Il existe aussi un « consensus » des économistes sur certaines mesures, a précisé le député Marc Ferracci. C’est le cas pour le « bandeau famille » appliqué aux salaires entre 2,5 et 3,5 Smic, conçu en 2014 et appliqué depuis 2016. Ses effets ? Nuls pour l’emploi, difficilement décelables sur la compétitivité, disent les économistes, quelle que soit leur école de pensée. En substance, ils expliquent que l’impact des allégements dépend de la capacité des entreprises à ne pas répercuter ceux-ci sur les salaires brut, en clair à ne pas les augmenter. Le mécanisme a été décortiqué de longue date : les premiers travaux concernant le possible effet des exonérations de cotisations sociales sur la hausse de l’emploi selon le niveau de revenus datent de… 1993, rappelle le rapport.

S’appuyant sur ce consensus, Jérôme Guedj et Marc Ferracci demandent la suppression du « bandeau famille » sur les salaires entre 2,5 et 3,5 Smic, concédant commencer par le « petit bout ». Effectivement ! Le coût de la mesure pour le budget de l’État (qui compense le manque à gagner pour la branche famille de la Sécurité sociale) est estimé à 1,6 milliard d’euros en 2022, soit 2 % du coût total des exonérations de cotisations sociales bénéficiant aux entreprises. La commission des affaires sociales a voté en ce sens.
En vain pour l’instant.

Elie Hiesse

 

L’impôt minimum mondial rate sa cible

Au-delà des aides publiques dont les multinationales peuvent bénéficier dans les pays où elles produisent, ces entreprises s’exonèrent aussi fréquemment de leurs obligations fiscales. Ainsi, selon le rapport de l’Observatoire européen de la fiscalité pour 2024, au moins 1 000 milliards d’euros ont continué d’être délocalisés vers des paradis fiscaux en 2022. Cela équivaut à 35 % de l’ensemble des bénéfices enregistrés par les entreprises multinationales en dehors de leur pays d’origine.
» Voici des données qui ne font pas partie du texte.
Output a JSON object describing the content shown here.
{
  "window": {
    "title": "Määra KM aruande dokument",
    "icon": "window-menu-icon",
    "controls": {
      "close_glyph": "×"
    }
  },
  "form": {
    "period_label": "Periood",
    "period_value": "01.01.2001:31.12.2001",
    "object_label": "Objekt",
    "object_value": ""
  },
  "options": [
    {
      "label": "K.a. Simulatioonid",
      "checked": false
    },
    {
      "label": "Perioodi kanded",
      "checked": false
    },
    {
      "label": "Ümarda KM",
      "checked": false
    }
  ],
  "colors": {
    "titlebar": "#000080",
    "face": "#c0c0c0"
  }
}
Le manque à gagner direct en termes de recettes fiscales représenterait 10 % de ce qui est actuellement collecté dans le monde. En Europe, les plus grands perdants à ce petit jeu de cache-cache sont l’Allemagne (pour 17 milliards de dollars en 2020) et la France (9 milliards de dollars).
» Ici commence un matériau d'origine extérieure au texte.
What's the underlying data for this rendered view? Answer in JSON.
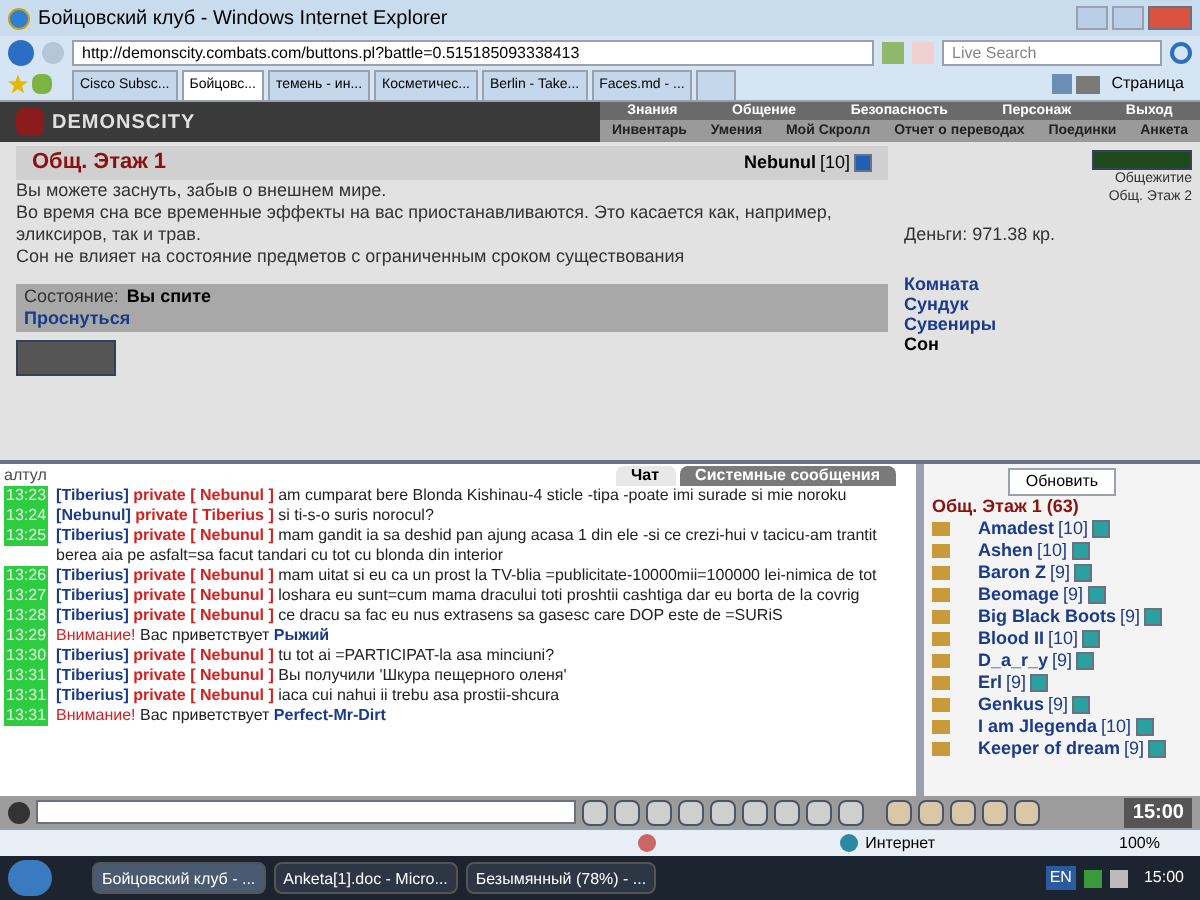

L’ampleur de ce manque à gagner n’a fait que croître depuis le milieu des années 1990, malgré d’apparentes tentatives pour juguler cette tendance parmi les pays de l’OCDE. La dernière en date réside dans la mise en place d’un impôt minimum mondial de 15 % sur les bénéfices des multinationales dont le chiffre d’affaires est supérieur à 750 millions d’euros.

Déjà des dérogations

Mais avant même que l’initiative soit mise en pratique (les pays européens se sont engagés à transcrire ce dispositif dans leur législation pour la fin 2023), il apparaît que ce projet est déjà assorti de limites : la base imposable est réduite les premières années, les multinationales américaines échappent à une partie du dispositif, des pays offrent des crédits d’impôts en parallèle qui permettent de déjouer le taux d’imposition officiel…
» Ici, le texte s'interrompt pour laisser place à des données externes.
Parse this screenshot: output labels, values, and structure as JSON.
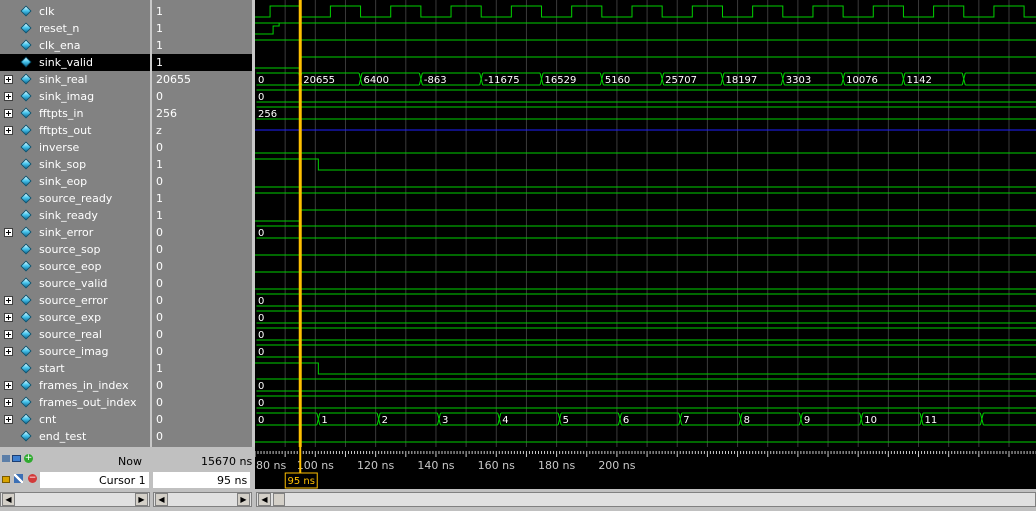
{
  "signals": [
    {
      "name": "clk",
      "value": "1",
      "bus": false
    },
    {
      "name": "reset_n",
      "value": "1",
      "bus": false
    },
    {
      "name": "clk_ena",
      "value": "1",
      "bus": false
    },
    {
      "name": "sink_valid",
      "value": "1",
      "bus": false,
      "selected": true
    },
    {
      "name": "sink_real",
      "value": "20655",
      "bus": true
    },
    {
      "name": "sink_imag",
      "value": "0",
      "bus": true
    },
    {
      "name": "fftpts_in",
      "value": "256",
      "bus": true
    },
    {
      "name": "fftpts_out",
      "value": "z",
      "bus": true
    },
    {
      "name": "inverse",
      "value": "0",
      "bus": false
    },
    {
      "name": "sink_sop",
      "value": "1",
      "bus": false
    },
    {
      "name": "sink_eop",
      "value": "0",
      "bus": false
    },
    {
      "name": "source_ready",
      "value": "1",
      "bus": false
    },
    {
      "name": "sink_ready",
      "value": "1",
      "bus": false
    },
    {
      "name": "sink_error",
      "value": "0",
      "bus": true
    },
    {
      "name": "source_sop",
      "value": "0",
      "bus": false
    },
    {
      "name": "source_eop",
      "value": "0",
      "bus": false
    },
    {
      "name": "source_valid",
      "value": "0",
      "bus": false
    },
    {
      "name": "source_error",
      "value": "0",
      "bus": true
    },
    {
      "name": "source_exp",
      "value": "0",
      "bus": true
    },
    {
      "name": "source_real",
      "value": "0",
      "bus": true
    },
    {
      "name": "source_imag",
      "value": "0",
      "bus": true
    },
    {
      "name": "start",
      "value": "1",
      "bus": false
    },
    {
      "name": "frames_in_index",
      "value": "0",
      "bus": true
    },
    {
      "name": "frames_out_index",
      "value": "0",
      "bus": true
    },
    {
      "name": "cnt",
      "value": "0",
      "bus": true
    },
    {
      "name": "end_test",
      "value": "0",
      "bus": false
    }
  ],
  "waves": {
    "sink_real_labels": [
      "0",
      "20655",
      "6400",
      "-863",
      "-11675",
      "16529",
      "5160",
      "25707",
      "18197",
      "3303",
      "10076",
      "1142"
    ],
    "sink_imag_label": "0",
    "fftpts_in_label": "256",
    "sink_error_label": "0",
    "source_error_label": "0",
    "source_exp_label": "0",
    "source_real_label": "0",
    "source_imag_label": "0",
    "frames_in_index_label": "0",
    "frames_out_index_label": "0",
    "cnt_labels": [
      "0",
      "1",
      "2",
      "3",
      "4",
      "5",
      "6",
      "7",
      "8",
      "9",
      "10",
      "11"
    ]
  },
  "timeline": {
    "now_label": "Now",
    "now_value": "15670 ns",
    "cursor_label": "Cursor 1",
    "cursor_value": "95 ns",
    "cursor_tag": "95 ns",
    "ticks": [
      "80 ns",
      "100 ns",
      "120 ns",
      "140 ns",
      "160 ns",
      "180 ns",
      "200 ns"
    ]
  },
  "colors": {
    "wave": "#00d000",
    "bus_z": "#2020ff",
    "cursor": "#ffc000",
    "grid": "#3a3a3a"
  }
}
À tel point que les chercheurs de l’Observatoire européen de la fiscalité estiment que l’impôt minimum mondial permettra d’augmenter les recettes mondiales provenant de l’impôt sur les sociétés de 4,8 %, soit la moitié seulement de ce qui aurait pu être généré (+ 9,4 %) avec des règles plus strictes. Ce sera autant de ressources en moins pour les politiques publiques (santé, éducation, protection sociale…).